Growers in the southern part of North Carolina and the adjoining counties in South Carolina had a horrible time last year with the drought and heat. When the final numbers come in, that part of the region may not top 250 pounds per acre, Lucas says.
He notes the five-year average in North Carolina is slightly less than 700 pounds per acre.
In addition to low yields in some parts of the region, Lucas says quality was likewise a problem. In particular high micronaire, or fineness of the cotton fiber, was a problem in 2007. Though it will sell on the world market, high micronaire cotton will take some discount hits.
Lucas points out that corn at $4 per bushel was not the savior many growers in the Carolinas and Virginia thought it would be. In North Carolina, he says, growers averaged less than 100 bushels per acre, compared to 159 nationwide. Even at 100 bushels per acre, high input costs make corn questionable from an economic standpoint, he adds.
The meteoric rise in interest in soybeans may provide similar shortcomings for growers quick to jump into production to take advantage of current high prices. In North Carolina, growers average a little over 21 bushels of beans per acre, or slightly over half the national average. Planting on land that is not well suited for soybeans may create even more yield challenges, he contends.
Wheat on the other hand is a crop that traditionally has yields that are competitive with national production. Wheat in North Carolina averaged almost 40 bushels per acre, compared to 42 bushels per acre for the national average.
“Wheat and soybean double-crop opportunity is the primary reason we don't expect a rise in cotton acreage,” according to Lucas. “In many cases cotton is a better choice on some of the marginal land on which many growers planted corn and soybeans,” he adds.

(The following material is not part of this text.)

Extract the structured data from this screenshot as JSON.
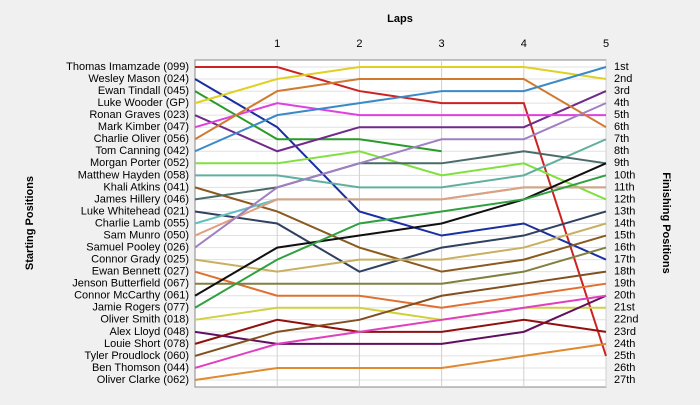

“The favorable outlook for cotton comes from a continued high demand for fiber. World cotton mill use continues to rise. Up to a few years ago, the world had never used 100 million bales of cotton. In 2008, we are expecting to use nearly 130 million bales.
“Domestic consumption has gone the other way as U.S. cotton mills now use less than five million bales and usage continues to decline. The drop in U.S. consumption and similar drops in other industrially developed countries makes the worldwide growth in cotton use even more dramatic,” Lucas points out.
By far the driver of the cotton market is China. Chinese mills currently use over 45 percent of the world cotton production. India, Pakistan and Turkey have also had large increases in cotton use, but the real driving force remains China, he stresses.
Cotton had a 15 cent rise from old crop to new crop and another10 cent a pound or so is expected for the 2008 crop. These increases make cotton comparable to corn and soybeans in terms of profitability. Wheat remains above the other crops, Lucas says.
The weakness of the U.S. dollar is another reason for cotton growers to be optimistic about the future. Even though cotton had a 15 cents per pound increase from 2006 to 2007, world buyers could buy that cotton for nearly 40 cents a pound cheaper, because of the drop in value of the U.S. dollar.
With corn, soybeans and wheat at their current prices cotton must sell for about 80 cents per pound to be competitive, Lucas contends. All signs point to U.S. growers getting 80 cents a pound for their crop, he adds. “The demand is there, and barring some kind of economic meltdown in China, Pakistan, India or Turkey, we see that demand remaining constant and pushing prices up,” Lucas says.